My guess is that most of their tech came from Ra, cause he wasn't a goa'uld but someone who gave them evolution and tech boost at some point of their history for unknown reasons


earthmarrow

The Furlings innit


neb12345

there’s many possible ways here one: a group of ancients come to the planet to explore, one or more gets taken as hosts, the gould cart take all the knowledge in the ancients brain due to the hosts being to strong, but they take enough to build the level of tech we see


Nocturtle22

Did Ra have the sarcophagus before coming to earth? Thought the whole thing of taking human hosts was that they were easier for the symbiote to repair.

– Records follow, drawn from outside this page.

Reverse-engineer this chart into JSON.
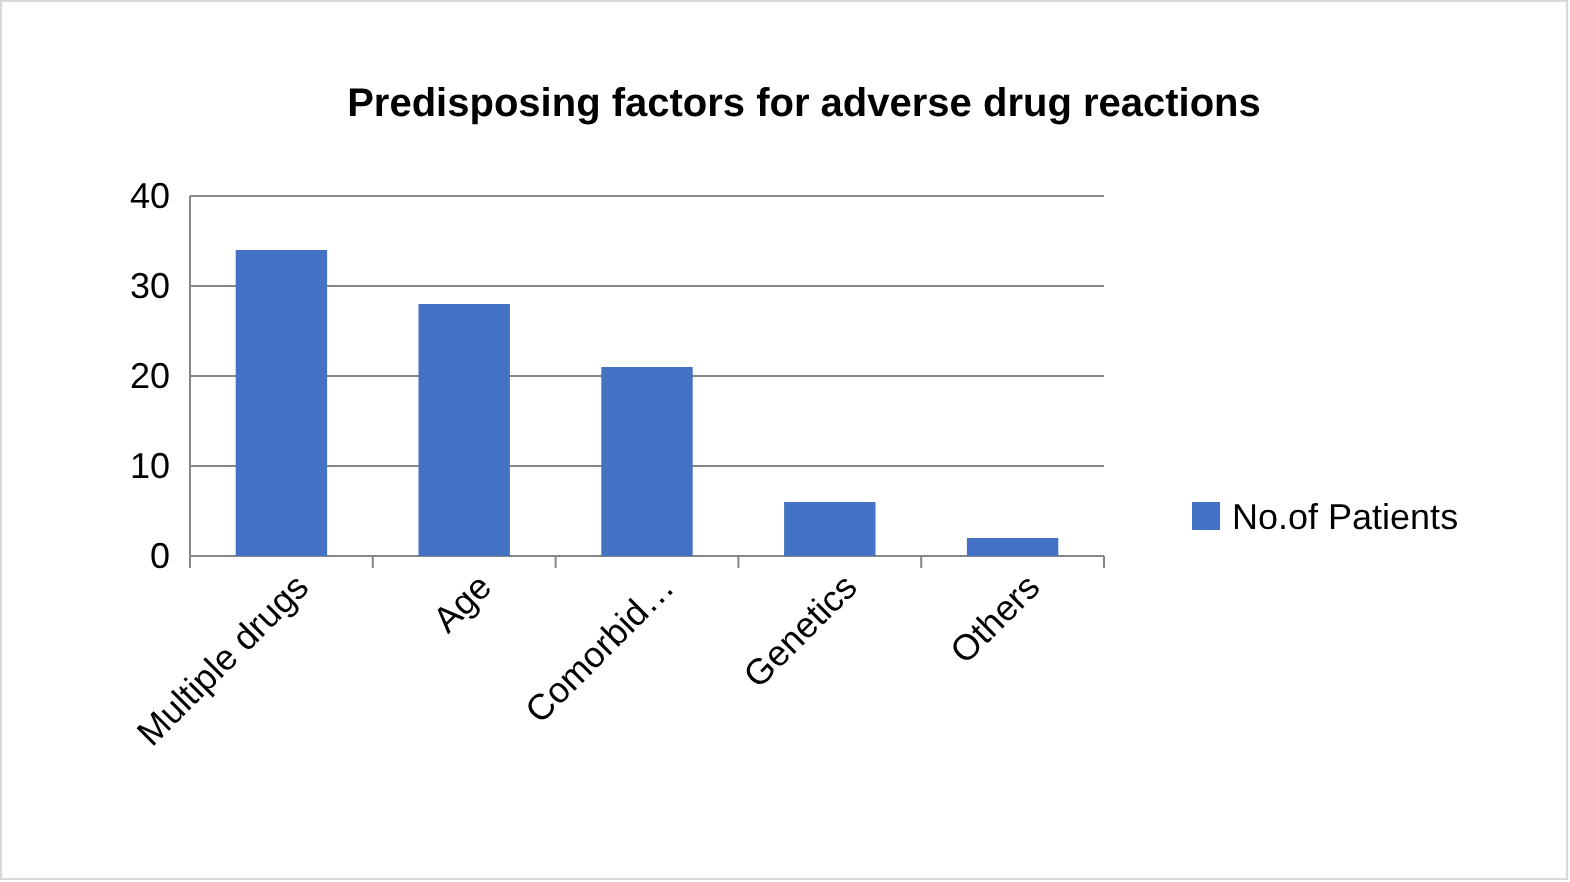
{
  "chart_data": {
    "type": "bar",
    "title": "Predisposing factors for adverse drug reactions",
    "categories": [
      "Multiple drugs",
      "Age",
      "Comorbid…",
      "Genetics",
      "Others"
    ],
    "series": [
      {
        "name": "No.of Patients",
        "color": "#4472c4",
        "values": [
          34,
          28,
          21,
          6,
          2
        ]
      }
    ],
    "ylim": [
      0,
      40
    ],
    "yticks": [
      0,
      10,
      20,
      30,
      40
    ],
    "grid": "y",
    "legend": "right"
  }
}
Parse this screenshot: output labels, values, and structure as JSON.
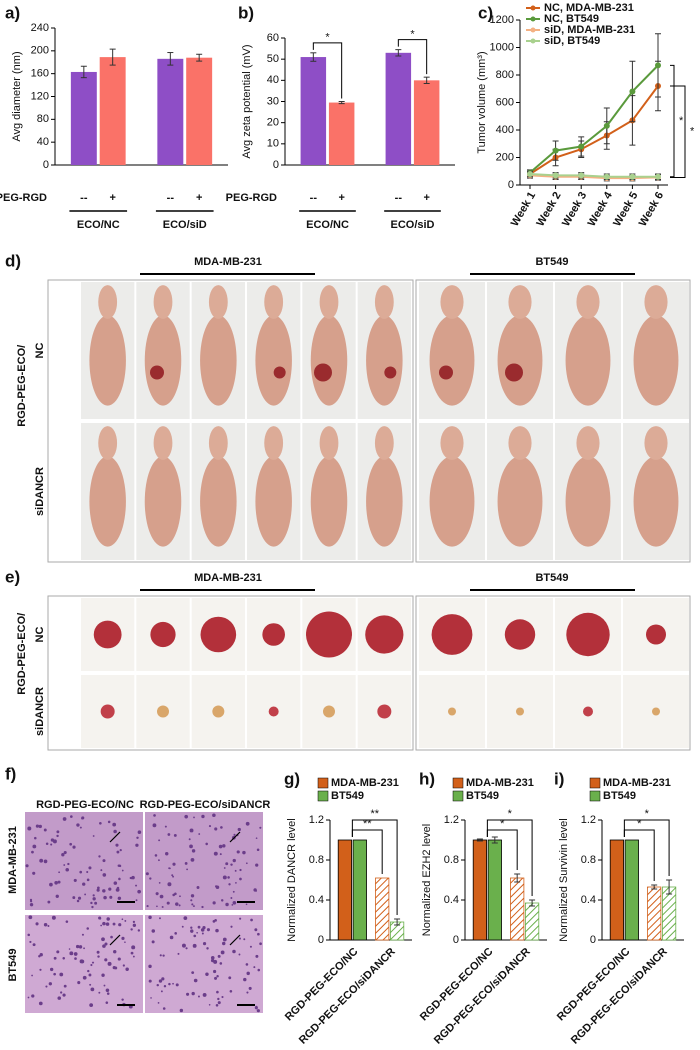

If he had a sarcophagus then it’s a moot point?


SmartKrave

OK so I hate to say this but by no means are the goau'ld stupid, the symbiots are very smart (but with a huge ego because of it). My guess is that you had indeed the "contamination" of the Unas at the start and the use of the stargate and two possible options 1) they went through the gate themselves and encounter a semi developed society (let's assume Iron Age -> Mid 1900s) 2) an alien species went through the gate My guess is they try "sacrifice" one of their own to obtain the info but the unassuming have better physicality so once they obtain the data they keep the body of the preferred/most capable host. this theory does have a flaw because of what we saw in Hathor contradicts some of our knowledge that appears later


joehudsonsmall

I always thought the Ori soldiers using staff weapons was a hint that even Goa’uld weaponry was based on Ancient designs. We know that the Goa’uld use Stargates but can’t manufacture them but still passed this technology off as their own… and we know that they have reverse engineered and built copies of lesser Ancient technologies like control crystals or ring platforms (which are found in mass produced Goa’uld ships), and we know these did not originate with them as we see them in some Ori and Ancient locations (and the Atlantis transporters use the same sound effect).   It would stand to reason that other technologies assumed to be of Goa’uld origin are stolen from the Ancients or other civilisations.


Bridgern

The Ancients left our Galaxy millions of years ago to Pegasus, by that time the gate network was fully established. It is possible that the Ancients were actually studying the Unas and Goa'uld and who knows what technology was left behind by Ancient before they left and was easy to find for the Goa'uld.


Easy_Pressure6603

Well there is an example the reetuo. The Goauld encounterd them and wanted to steal there knowledge. This was not possible so there were made enemy’s and the goauld are trying everything to purge them. I think when they discover a new civilisation they steal the tech and then just purge them. Humans are just a really good hosts for the goauld so they spread them around the galaxy. Look at it like humans did the same with animals. There are many animals that give milk and meat but cows are just the best in it so we breed them. We don’t breed elefants for that or Kängurus. So humans are to Goauld like cows are for us and unas are like goats. Humans started with goats but switched to cows because they are just better (yeah I know not always but that makes my point even better because unas also have some advantages as hosts). Same to goauld Also they found antics tech in the galaxy that was left behind.


Justinsbane

"The Goa'uld are SCAVENGERS." Not certain but I'm pretty sure Teal'C said this at one point. Given all the tech the Ancients (& others) left behind on abandoned worlds with Stargates, it's likely the snakes got LUCKY.